Berlin/Potsdam, 20. Juni 2025

Wer im kommenden Jahr in Berlin oder Potsdam sein Radio einschaltet, soll auf UKW kein Freies Radio mehr empfangen können. Die Medienanstalt Berlin-Brandenburg mabb verhindert ab 2026 nichtkommerzielle Anbieter im analogen Hörfunk, während kommerzielle Sender und der öffentlich-rechtliche rbb weiter empfangbar bleiben. Die Freien Radios fordern von der Medienpolitik und der Medienregulierung in Berlin und Brandenburg Chancengleichheit und eine Änderung des Medienstaatsvertrages beider Länder.

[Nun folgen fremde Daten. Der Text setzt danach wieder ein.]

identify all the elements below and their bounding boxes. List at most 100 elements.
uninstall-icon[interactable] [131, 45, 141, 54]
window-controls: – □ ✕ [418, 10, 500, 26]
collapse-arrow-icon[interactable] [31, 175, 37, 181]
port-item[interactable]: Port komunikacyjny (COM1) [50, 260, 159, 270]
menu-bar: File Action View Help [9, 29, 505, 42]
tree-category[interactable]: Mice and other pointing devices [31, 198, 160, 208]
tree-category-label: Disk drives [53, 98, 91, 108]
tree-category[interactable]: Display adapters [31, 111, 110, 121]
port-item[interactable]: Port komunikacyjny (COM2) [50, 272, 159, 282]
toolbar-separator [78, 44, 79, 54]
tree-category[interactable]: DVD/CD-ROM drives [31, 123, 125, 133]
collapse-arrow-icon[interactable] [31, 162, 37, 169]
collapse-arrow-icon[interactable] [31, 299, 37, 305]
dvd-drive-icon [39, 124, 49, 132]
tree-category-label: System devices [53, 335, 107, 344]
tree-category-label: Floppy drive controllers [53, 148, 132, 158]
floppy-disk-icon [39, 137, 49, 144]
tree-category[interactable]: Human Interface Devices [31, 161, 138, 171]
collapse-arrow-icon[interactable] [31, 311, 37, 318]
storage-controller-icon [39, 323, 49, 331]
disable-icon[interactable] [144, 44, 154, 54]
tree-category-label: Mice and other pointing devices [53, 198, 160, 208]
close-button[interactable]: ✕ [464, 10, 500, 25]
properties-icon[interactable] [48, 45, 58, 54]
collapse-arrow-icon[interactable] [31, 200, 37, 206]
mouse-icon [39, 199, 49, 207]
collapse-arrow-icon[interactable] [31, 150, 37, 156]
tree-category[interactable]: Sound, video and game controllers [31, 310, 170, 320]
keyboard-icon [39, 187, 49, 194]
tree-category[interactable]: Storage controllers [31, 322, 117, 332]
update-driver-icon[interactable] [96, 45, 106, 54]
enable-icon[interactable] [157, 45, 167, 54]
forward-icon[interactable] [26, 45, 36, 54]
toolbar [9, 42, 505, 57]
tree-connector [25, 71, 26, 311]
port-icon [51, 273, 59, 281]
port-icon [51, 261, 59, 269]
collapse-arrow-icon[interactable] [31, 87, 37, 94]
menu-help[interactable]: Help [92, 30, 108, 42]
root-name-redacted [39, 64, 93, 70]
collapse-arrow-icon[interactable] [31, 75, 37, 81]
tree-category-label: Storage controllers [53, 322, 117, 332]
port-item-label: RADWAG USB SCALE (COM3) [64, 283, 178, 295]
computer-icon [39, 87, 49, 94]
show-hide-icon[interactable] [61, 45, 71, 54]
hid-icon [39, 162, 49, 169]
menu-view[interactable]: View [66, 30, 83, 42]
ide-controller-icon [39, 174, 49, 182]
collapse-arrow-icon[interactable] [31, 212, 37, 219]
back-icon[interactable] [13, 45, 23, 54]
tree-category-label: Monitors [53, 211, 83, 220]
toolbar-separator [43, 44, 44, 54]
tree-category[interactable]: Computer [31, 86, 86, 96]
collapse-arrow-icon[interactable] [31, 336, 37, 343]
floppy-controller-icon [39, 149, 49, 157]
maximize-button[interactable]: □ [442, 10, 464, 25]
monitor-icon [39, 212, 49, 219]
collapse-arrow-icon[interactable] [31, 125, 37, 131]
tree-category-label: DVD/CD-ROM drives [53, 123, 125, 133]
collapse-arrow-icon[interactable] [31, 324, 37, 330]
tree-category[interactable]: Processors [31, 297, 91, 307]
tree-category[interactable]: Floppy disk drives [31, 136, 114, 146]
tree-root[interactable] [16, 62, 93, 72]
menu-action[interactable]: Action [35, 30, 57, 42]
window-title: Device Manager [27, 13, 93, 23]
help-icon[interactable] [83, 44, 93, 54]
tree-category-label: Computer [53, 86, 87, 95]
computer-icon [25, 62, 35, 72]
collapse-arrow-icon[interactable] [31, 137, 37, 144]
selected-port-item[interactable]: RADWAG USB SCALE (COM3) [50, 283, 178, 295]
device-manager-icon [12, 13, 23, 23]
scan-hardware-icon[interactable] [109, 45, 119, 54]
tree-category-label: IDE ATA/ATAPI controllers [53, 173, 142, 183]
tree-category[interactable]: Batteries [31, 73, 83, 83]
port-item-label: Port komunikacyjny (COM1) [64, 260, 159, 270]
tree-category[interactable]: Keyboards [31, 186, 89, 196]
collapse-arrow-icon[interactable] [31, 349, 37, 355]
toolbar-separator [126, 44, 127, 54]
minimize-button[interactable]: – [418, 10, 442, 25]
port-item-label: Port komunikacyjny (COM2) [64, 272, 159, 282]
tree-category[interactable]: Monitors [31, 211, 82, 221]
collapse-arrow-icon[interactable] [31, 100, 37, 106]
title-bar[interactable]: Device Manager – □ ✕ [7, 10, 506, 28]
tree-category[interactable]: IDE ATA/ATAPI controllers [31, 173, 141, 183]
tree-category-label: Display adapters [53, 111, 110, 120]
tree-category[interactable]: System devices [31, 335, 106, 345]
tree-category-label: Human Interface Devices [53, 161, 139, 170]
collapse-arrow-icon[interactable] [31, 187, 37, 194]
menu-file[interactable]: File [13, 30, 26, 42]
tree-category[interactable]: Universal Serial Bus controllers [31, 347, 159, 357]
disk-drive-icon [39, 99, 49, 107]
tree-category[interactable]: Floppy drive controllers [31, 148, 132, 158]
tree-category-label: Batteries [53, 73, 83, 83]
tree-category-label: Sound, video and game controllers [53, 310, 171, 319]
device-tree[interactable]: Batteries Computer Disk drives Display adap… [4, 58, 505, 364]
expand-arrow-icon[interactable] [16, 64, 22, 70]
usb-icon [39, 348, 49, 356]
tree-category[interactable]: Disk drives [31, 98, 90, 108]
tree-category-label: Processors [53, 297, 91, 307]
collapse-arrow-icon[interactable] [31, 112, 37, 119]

Der Verbund Freier Radios Berlin und Brandenburg fr-bb verliert mit der Entscheidung des mabb Medienrates seinen wichtigsten Verbreitungsweg. Wer die lokalen, zugangsoffenen, selbstverwalteten und werbefreien Radios aus den verschiedensten Stadtteilen Berlins bisher auf der 88,4 MHz oder aus Potsdam auf der 90,7 MHz empfangen hat, kann das ab 2026 nur noch digital über DAB+ oder per Stream tun.

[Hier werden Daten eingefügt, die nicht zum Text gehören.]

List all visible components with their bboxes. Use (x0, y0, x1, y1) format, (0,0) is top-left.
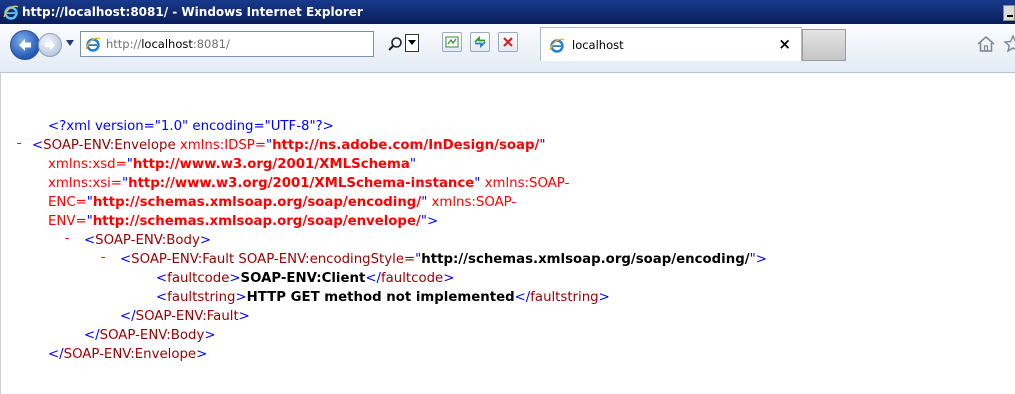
envelope-open-line-5: ENV="http://schemas.xmlsoap.org/soap/env… (48, 214, 439, 229)
body-close: </SOAP-ENV:Body> (84, 328, 216, 343)
address-host: localhost (141, 37, 193, 51)
address-scheme: http:// (106, 37, 142, 51)
chevron-down-icon (408, 40, 416, 45)
compatibility-view-icon (445, 36, 459, 48)
address-port: :8081/ (192, 37, 230, 51)
body-open: <SOAP-ENV:Body> (84, 233, 212, 248)
envelope-open-line-1: <SOAP-ENV:Envelope xmlns:IDSP="http://ns… (32, 138, 546, 153)
minimize-button[interactable] (1003, 5, 1015, 21)
content-left-edge (0, 73, 1, 394)
collapse-envelope-toggle[interactable]: - (14, 136, 24, 151)
browser-window: http://localhost:8081/ - Windows Interne… (0, 0, 1015, 394)
search-button[interactable] (386, 34, 404, 54)
refresh-icon (474, 35, 486, 49)
forward-arrow-icon (45, 40, 55, 50)
navigation-toolbar: http://localhost:8081/ localhost × (0, 24, 1015, 73)
window-title: http://localhost:8081/ - Windows Interne… (22, 5, 363, 19)
ie-tab-icon (548, 36, 566, 54)
collapse-fault-toggle[interactable]: - (98, 250, 108, 265)
stop-button[interactable] (498, 32, 518, 52)
address-bar[interactable]: http://localhost:8081/ (80, 31, 374, 57)
address-dropdown-button[interactable] (405, 34, 419, 52)
address-url: http://localhost:8081/ (106, 37, 230, 51)
magnifier-icon (388, 37, 402, 51)
envelope-open-line-2: xmlns:xsd="http://www.w3.org/2001/XMLSch… (48, 157, 417, 172)
history-dropdown-icon[interactable] (66, 40, 74, 46)
forward-button[interactable] (38, 33, 62, 57)
collapse-body-toggle[interactable]: - (62, 231, 72, 246)
stop-x-icon (503, 37, 513, 47)
refresh-button[interactable] (470, 32, 490, 52)
faultstring-element: <faultstring>HTTP GET method not impleme… (156, 290, 610, 305)
home-icon[interactable] (975, 34, 997, 54)
ie-logo-icon (2, 3, 20, 21)
xml-declaration: <?xml version="1.0" encoding="UTF-8"?> (48, 119, 334, 134)
tab-close-button[interactable]: × (778, 35, 791, 53)
back-arrow-icon (19, 39, 31, 51)
faultcode-value: SOAP-ENV:Client (240, 271, 366, 286)
title-bar: http://localhost:8081/ - Windows Interne… (0, 0, 1015, 24)
page-content: <?xml version="1.0" encoding="UTF-8"?> -… (0, 73, 1015, 394)
tab-label: localhost (572, 37, 624, 52)
new-tab-button[interactable] (802, 29, 846, 61)
envelope-close: </SOAP-ENV:Envelope> (48, 347, 208, 362)
envelope-open-line-4: ENC="http://schemas.xmlsoap.org/soap/enc… (48, 195, 517, 210)
compatibility-view-button[interactable] (442, 32, 462, 52)
faultstring-value: HTTP GET method not implemented (246, 290, 515, 305)
fault-close: </SOAP-ENV:Fault> (120, 309, 250, 324)
ie-page-icon (84, 35, 102, 53)
back-button[interactable] (10, 30, 40, 60)
faultcode-element: <faultcode>SOAP-ENV:Client</faultcode> (156, 271, 455, 286)
tab-localhost[interactable]: localhost × (540, 27, 802, 61)
favorites-star-icon[interactable] (1002, 34, 1015, 54)
fault-open: <SOAP-ENV:Fault SOAP-ENV:encodingStyle="… (120, 252, 767, 267)
envelope-open-line-3: xmlns:xsi="http://www.w3.org/2001/XMLSch… (48, 176, 570, 191)
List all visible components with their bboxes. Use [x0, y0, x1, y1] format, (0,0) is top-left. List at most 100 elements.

Die bisherigen Zuweisungen auf UKW sollen an die kommerzielle Anbieter ByteFM und jazz fm für sieben Jahre vergeben werden. Diese Entscheidung bedeutet nicht nur einen Verlust von Vielfalt, Experiment und Alternative im analogen Äther beider Städte, sondern auch eine Verdrängung von finanzschwächeren Hörfunkveranstalter*innen. Denn Freien Radios stehen keinerlei Einnahmen aus Werbung und Sponsoring oder direkt aus Rundfunkbeiträgen zur Verfügung. Die Politik in Berlin und Brandenburg hat es bisher versäumt, eine Anerkennung Freier Radios und entsprechende bedarfsgerechte Fördermöglichkeiten im gemeinsame Medienstaatsvertrag Berlin-Brandenburg (MStV BE/BB) zu verankern, wie sie in einer Mehrzahl der anderen Bundesländer üblich ist.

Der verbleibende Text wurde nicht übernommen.